Tom Jocelyn, senior fellow at the Reiss Center on Law and Security, predicted how Trump and his allies would defend his promotion of obvious racism.
“Let’s call out a game Trump and MAGA play,” he wrote. “1. Trump posts, says or does something racist. 2.
Some point out it’s racist. 3. Trump (with MAGA’s help) pretends to be the
victim for being called a racist. MAGA stews in its imaginary grievances. 4.
Rinse and repeat.”
Mark Jacob, former metro editor at the Chicago
Tribune, called out the New York Times for
writing that it was “unclear if Mr. Trump was aware” that the racist depiction
of the Obamas “had been included in the video before he shared it.”

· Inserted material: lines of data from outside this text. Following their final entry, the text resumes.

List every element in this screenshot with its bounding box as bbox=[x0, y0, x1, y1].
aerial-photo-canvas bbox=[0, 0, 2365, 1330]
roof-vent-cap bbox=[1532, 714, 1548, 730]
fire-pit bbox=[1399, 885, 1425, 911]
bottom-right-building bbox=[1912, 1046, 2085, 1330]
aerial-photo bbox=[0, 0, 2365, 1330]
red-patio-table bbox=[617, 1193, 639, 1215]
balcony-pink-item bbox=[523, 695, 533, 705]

“What the hell is the New York Times doing?” he asked. “In its article on Trump posting a video that
included a clip of the Obamas as apes, NYT tries to help him come up with an
excuse.”
Ben Rhodes, former deputy national security adviser under
Obama, argued that Trump’s post was yet another sign that he will be remembered
as a deeply loathsome historical figure.
“Let it haunt Trump and his racist followers that future
Americans will embrace the Obamas as beloved figures,” he wrote,
“while studying him as a stain on our history.”